Jan Tokarzewski-Karaszewicz (Іван-Степан-Марія Токарже́вський-Караше́вич; 24 June 1885 - 18 November 1954) was a Ukrainian diplomat and heraldist of Polish origins.

== Biography ==
Born into a noble family in the village Chabanivka near Kamianets-Podilskyi, his father was Stefan Tokarzewski-Karaszewicz, and mother was Laura Piotrawin-Janiszewska. He was educated at a gymnasium in Zhytomyr, and graduated from the University of Fribourg before World War I.

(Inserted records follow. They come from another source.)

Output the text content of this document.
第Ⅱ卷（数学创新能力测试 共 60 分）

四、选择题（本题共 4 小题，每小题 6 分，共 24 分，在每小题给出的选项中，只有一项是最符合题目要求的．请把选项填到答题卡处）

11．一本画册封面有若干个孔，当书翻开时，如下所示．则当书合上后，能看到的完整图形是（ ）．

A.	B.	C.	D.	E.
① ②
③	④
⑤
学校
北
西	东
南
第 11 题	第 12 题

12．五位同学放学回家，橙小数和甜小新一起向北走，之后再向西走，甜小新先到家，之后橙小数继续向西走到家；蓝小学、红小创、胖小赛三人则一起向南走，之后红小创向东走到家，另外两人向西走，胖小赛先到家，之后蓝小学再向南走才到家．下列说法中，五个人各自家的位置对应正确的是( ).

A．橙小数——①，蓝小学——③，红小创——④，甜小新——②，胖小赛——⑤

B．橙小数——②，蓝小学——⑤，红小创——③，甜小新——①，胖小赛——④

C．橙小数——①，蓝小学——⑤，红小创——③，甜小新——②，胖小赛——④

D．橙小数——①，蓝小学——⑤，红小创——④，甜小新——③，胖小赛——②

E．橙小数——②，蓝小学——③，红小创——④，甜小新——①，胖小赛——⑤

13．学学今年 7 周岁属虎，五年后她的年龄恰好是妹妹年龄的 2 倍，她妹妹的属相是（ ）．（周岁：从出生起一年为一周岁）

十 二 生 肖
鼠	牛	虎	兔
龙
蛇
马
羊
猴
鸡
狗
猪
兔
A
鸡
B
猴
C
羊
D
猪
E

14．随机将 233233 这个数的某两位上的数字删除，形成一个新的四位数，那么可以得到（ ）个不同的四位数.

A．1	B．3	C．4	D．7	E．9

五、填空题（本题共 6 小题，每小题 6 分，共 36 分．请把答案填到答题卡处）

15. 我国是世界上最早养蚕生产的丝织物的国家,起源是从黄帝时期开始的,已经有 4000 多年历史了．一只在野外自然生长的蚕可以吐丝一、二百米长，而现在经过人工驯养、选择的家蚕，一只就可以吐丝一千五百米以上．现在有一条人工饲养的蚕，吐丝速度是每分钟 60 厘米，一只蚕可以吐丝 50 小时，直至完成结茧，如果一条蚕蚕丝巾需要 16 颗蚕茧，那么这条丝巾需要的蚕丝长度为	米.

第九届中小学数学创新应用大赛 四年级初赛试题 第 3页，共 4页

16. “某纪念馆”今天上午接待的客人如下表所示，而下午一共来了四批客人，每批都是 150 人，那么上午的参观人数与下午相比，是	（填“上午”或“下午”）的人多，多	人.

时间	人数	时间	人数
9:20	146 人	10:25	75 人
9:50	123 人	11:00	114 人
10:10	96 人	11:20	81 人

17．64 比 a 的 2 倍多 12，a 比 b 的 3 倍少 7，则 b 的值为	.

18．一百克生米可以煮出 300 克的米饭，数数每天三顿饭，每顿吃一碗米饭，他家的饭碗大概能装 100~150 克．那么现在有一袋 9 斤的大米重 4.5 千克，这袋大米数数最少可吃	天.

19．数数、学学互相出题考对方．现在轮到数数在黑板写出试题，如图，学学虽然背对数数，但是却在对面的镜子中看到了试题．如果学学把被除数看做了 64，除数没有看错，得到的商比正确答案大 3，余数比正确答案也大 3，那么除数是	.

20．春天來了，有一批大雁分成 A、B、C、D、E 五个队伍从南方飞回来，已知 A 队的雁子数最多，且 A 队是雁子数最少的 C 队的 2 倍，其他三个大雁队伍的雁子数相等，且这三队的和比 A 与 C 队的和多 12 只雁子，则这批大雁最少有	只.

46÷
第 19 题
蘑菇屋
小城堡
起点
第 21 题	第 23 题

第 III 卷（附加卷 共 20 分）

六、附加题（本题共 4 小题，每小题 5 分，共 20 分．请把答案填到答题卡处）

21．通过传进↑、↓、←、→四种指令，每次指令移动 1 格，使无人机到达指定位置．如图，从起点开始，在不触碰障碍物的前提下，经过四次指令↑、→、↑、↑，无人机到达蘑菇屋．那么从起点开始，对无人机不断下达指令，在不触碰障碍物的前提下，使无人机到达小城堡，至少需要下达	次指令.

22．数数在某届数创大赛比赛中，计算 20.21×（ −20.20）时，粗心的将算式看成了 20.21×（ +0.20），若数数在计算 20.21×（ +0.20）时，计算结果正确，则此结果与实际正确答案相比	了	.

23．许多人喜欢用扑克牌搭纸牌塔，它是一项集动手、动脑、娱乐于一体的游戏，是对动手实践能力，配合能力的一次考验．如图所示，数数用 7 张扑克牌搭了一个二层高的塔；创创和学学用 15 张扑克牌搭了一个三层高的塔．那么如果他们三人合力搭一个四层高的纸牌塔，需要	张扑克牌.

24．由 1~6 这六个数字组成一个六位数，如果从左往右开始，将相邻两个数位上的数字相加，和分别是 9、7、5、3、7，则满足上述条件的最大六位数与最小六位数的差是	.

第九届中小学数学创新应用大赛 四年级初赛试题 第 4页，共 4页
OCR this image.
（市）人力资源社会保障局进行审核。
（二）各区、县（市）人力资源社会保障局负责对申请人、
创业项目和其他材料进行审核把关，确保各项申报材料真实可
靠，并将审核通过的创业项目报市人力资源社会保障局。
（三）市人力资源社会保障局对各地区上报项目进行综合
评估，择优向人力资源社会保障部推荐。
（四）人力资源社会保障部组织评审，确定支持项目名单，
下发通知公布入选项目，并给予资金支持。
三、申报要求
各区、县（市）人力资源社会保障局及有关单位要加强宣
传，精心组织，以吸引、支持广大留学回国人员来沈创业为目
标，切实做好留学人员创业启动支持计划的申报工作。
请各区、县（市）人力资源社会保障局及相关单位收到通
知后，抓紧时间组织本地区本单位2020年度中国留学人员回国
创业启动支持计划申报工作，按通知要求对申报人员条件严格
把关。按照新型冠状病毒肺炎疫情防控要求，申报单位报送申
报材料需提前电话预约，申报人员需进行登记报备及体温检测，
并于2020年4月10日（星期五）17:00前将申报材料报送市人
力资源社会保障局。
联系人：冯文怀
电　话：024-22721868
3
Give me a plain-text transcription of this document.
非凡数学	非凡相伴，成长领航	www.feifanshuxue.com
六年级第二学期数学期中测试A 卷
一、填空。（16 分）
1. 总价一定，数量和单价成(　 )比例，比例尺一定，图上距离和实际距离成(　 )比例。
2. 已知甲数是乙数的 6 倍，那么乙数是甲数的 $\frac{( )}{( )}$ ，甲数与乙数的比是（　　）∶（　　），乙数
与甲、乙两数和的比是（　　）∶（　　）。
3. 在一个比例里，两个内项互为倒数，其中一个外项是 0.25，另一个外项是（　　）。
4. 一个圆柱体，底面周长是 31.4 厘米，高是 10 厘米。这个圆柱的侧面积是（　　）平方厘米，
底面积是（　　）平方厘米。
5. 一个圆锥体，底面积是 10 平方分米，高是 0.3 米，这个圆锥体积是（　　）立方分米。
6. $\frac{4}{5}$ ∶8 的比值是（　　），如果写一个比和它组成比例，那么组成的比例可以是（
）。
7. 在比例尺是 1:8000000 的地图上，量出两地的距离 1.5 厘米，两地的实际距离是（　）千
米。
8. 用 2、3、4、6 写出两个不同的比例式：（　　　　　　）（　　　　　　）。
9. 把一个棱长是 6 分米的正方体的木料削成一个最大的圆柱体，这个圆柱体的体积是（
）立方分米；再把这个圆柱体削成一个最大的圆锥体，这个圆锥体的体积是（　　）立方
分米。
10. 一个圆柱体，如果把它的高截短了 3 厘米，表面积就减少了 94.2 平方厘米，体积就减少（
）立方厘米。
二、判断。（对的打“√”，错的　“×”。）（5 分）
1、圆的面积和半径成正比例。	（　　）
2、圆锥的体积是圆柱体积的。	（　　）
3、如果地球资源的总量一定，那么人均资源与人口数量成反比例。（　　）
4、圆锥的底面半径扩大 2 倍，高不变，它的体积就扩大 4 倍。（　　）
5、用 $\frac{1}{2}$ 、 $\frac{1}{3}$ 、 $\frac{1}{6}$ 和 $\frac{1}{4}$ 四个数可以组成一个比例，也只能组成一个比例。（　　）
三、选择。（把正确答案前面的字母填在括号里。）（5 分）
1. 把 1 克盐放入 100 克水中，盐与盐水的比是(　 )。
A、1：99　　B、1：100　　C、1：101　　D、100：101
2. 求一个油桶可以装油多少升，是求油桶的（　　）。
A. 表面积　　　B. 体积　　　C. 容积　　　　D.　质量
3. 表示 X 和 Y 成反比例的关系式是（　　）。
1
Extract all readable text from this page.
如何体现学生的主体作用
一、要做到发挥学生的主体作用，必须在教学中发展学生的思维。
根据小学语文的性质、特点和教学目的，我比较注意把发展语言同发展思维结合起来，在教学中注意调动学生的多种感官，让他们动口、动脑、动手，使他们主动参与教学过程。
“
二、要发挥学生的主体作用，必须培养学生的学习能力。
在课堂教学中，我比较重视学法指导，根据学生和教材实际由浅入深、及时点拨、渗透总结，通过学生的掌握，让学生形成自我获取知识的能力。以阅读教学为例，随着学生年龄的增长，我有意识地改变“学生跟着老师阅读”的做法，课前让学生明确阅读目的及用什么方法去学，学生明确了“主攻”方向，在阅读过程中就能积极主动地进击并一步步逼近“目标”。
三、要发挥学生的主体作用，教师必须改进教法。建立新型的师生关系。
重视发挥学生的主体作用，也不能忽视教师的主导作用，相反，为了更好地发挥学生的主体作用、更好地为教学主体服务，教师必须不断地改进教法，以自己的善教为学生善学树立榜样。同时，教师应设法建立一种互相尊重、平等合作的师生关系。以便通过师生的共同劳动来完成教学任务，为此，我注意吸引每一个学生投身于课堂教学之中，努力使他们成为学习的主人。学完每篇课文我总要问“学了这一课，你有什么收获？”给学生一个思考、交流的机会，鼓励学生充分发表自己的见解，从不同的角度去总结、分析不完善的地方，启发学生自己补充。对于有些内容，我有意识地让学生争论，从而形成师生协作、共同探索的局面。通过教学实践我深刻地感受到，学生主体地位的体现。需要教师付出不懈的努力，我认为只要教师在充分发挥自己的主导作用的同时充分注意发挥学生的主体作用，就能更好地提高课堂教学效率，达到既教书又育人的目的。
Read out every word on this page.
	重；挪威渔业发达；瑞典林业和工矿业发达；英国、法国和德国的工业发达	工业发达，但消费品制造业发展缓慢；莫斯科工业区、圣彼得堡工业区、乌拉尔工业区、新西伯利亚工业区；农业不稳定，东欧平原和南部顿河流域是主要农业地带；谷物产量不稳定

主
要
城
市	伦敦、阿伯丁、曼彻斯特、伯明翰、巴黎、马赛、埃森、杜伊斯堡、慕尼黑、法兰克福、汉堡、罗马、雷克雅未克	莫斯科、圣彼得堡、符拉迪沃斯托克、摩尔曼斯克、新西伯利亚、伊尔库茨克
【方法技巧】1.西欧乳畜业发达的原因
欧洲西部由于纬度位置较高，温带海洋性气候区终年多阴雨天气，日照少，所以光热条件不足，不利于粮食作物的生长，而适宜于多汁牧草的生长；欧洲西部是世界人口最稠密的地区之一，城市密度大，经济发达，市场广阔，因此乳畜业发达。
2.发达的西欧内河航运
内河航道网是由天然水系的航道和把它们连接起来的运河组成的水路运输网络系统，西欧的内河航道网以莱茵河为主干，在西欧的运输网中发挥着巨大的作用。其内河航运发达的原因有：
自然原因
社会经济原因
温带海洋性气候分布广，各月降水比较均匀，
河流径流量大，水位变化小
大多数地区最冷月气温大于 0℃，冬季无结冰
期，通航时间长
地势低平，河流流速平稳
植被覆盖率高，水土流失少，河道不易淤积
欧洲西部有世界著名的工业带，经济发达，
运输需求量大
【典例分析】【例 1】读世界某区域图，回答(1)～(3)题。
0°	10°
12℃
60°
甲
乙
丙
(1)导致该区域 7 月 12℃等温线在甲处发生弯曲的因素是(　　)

From 1918 to 1924, he served as a Ukrainian diplomat in Vienna (1918), Constantinople (Ukrainian ambassador in 1920), Rome, and Tarnov (Deputy Foreign Affairs Minister of Ukrainian People's Republic in exile). From 1924 to 1936, he lived in France, where he was a member of the France-East Committee, and an editor of the La France et l'Ukraine bulletin. Then he lived in Italy (1936 – 1948), and in England (1948 – 1954), where he was a Ukrainian representative of Anti-Bolshevik Bloc of Nations. He was buried in a cemetery in Gunnersbury, a place in the London Borough of Hounslow, in 1954, and finally his relics were transferred to a pantheon of Ukrainian historical figures at South Bound Brook, New Jersey in 1978.

Polish general Michał Tokarzewski-Karaszewicz was a member of the same family. Tokarzewski was married to Oksana Lototsky, a daughter of another diplomat Oleksander Lototsky. Tokarzewski's sister Helena married lawyer Jan Paweł Gromnicki, who also served in Polish army during Polish-Ukrainian and Polish-Soviet war.